2021年12月5日 12:00
「一」に安蘭、「二」に石丸、「三」に日澤。演劇ジャーナリスト・大島幸久が観た『蜘蛛女のキス』 【ネタバレあり】
撮影:渡部孝弘
「愛」と「死」の物語。それが『蜘蛛女のキス』。日澤雄介(劇団チョコレートケーキ)が初めてミュージカルを演出した。
登場する役の蜘蛛女は「死」の象徴で、キスをされた者は死に到る。囚人である政治犯バレンティンが求めるのは自由と「愛」。市民のために闘い、恋人マルタとの再会を果たしたい。映画が大好きな同性愛者モリーナは服役して3年目。自由の身となり母の愛に抱かれたい。
1幕の冒頭、立ち姿の2人が舞台に並んだ。下手に蜘蛛女、上手にモリーナ。その全身に照明のピンスポットが当たる。交差する二筋の光。「死」と「愛」が一点で混じる、象徴的で胸を打つシーンだった。
安蘭けいが蜘蛛女と、モリーナの幻想に出てくる女優オーロラを演じた。オーロラはモリーナの夢、そして美の象徴だという。
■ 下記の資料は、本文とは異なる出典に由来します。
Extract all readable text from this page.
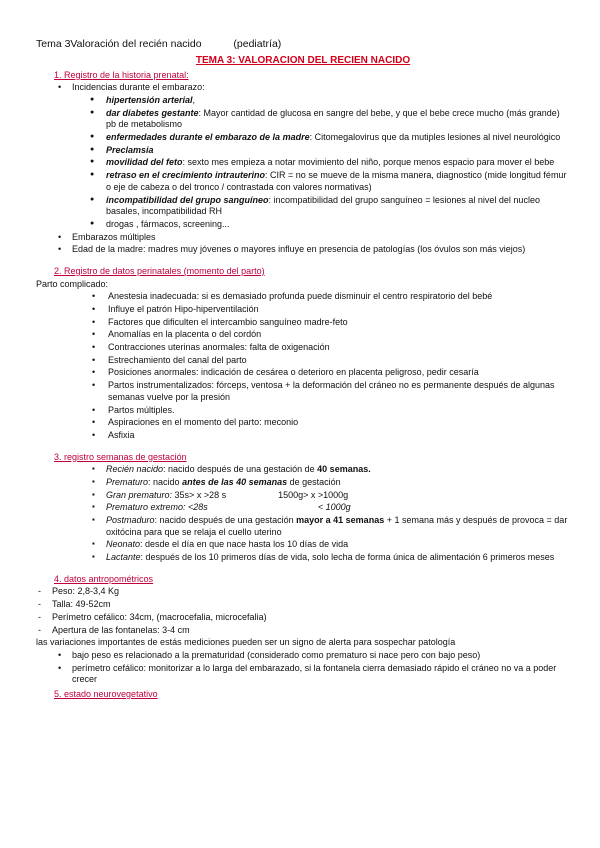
Tema 3Valoración del recién nacido	(pediatría)
TEMA 3: VALORACION DEL RECIEN NACIDO
1. Registro de la historia prenatal:
• Incidencias durante el embarazo:
● hipertensión arterial,
● dar diabetes gestante: Mayor cantidad de glucosa en sangre del bebe, y que el bebe crece mucho (más grande) pb de metabolismo
● enfermedades durante el embarazo de la madre: Citomegalovirus que da mutiples lesiones al nivel neurológico
● Preclamsia
● movilidad del feto: sexto mes empieza a notar movimiento del niño, porque menos espacio para mover el bebe
● retraso en el crecimiento intrauterino: CIR = no se mueve de la misma manera, diagnostico (mide longitud fémur o eje de cabeza o del tronco / contrastada con valores normativas)
● incompatibilidad del grupo sanguíneo: incompatibilidad del grupo sanguíneo = lesiones al nivel del nucleo basales, incompatibilidad RH
● drogas , fármacos, screening...
• Embarazos múltiples
• Edad de la madre: madres muy jóvenes o mayores influye en presencia de patologías (los óvulos son más viejos)
2. Registro de datos perinatales (momento del parto)
Parto complicado:
• Anestesia inadecuada: si es demasiado profunda puede disminuir el centro respiratorio del bebé
• Influye el patrón Hipo-hiperventilación
• Factores que dificulten el intercambio sanguíneo madre-feto
• Anomalías en la placenta o del cordón
• Contracciones uterinas anormales: falta de oxigenación
• Estrechamiento del canal del parto
• Posiciones anormales: indicación de cesárea o deterioro en placenta peligroso, pedir cesaría
• Partos instrumentalizados: fórceps, ventosa + la deformación del cráneo no es permanente después de algunas semanas vuelve por la presión
• Partos múltiples.
• Aspiraciones en el momento del parto: meconio
• Asfixia
3. registro semanas de gestación
▪ Recién nacido: nacido después de una gestación de 40 semanas.
▪ Prematuro: nacido antes de las 40 semanas de gestación
▪ Gran prematuro: 35s> x >28 s	1500g> x >1000g
▪ Prematuro extremo: <28s	< 1000g
▪ Postmaduro: nacido después de una gestación mayor a 41 semanas + 1 semana más y después de provoca = dar oxitócina para que se relaja el cuello uterino
▪ Neonato: desde el día en que nace hasta los 10 días de vida
▪ Lactante: después de los 10 primeros días de vida, solo lecha de forma única de alimentación 6 primeros meses
4. datos antropométricos
- Peso: 2,8-3,4 Kg
- Talla: 49-52cm
- Perímetro cefálico: 34cm, (macrocefalia, microcefalia)
- Apertura de las fontanelas: 3-4 cm
las variaciones importantes de estás mediciones pueden ser un signo de alerta para sospechar patología
• bajo peso es relacionado a la prematuridad (considerado como prematuro si nace pero con bajo peso)
• perímetro cefálico: monitorizar a lo larga del embarazado, si la fontanela cierra demasiado rápido el cráneo no va a poder crecer
5. estado neurovegetativo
黒いドレスの蜘蛛女、白の燕尾服で歌うオーロラ。
多彩な方法で操る日澤の演出によって安蘭は魅力的。色気というより、キュート。こんな蜘蛛女に唇を重ねられたら男冥利―とさえ惑わされた。
安蘭けい
中央)安蘭けい
差別の中で生きてきたモリーナを石丸幹二は発声を替え、怒り、孤独といった感情を細かく表現する。バレンティンとのベッドシーン、命を懸けた約束を守って頭を撃ち抜かれる最期。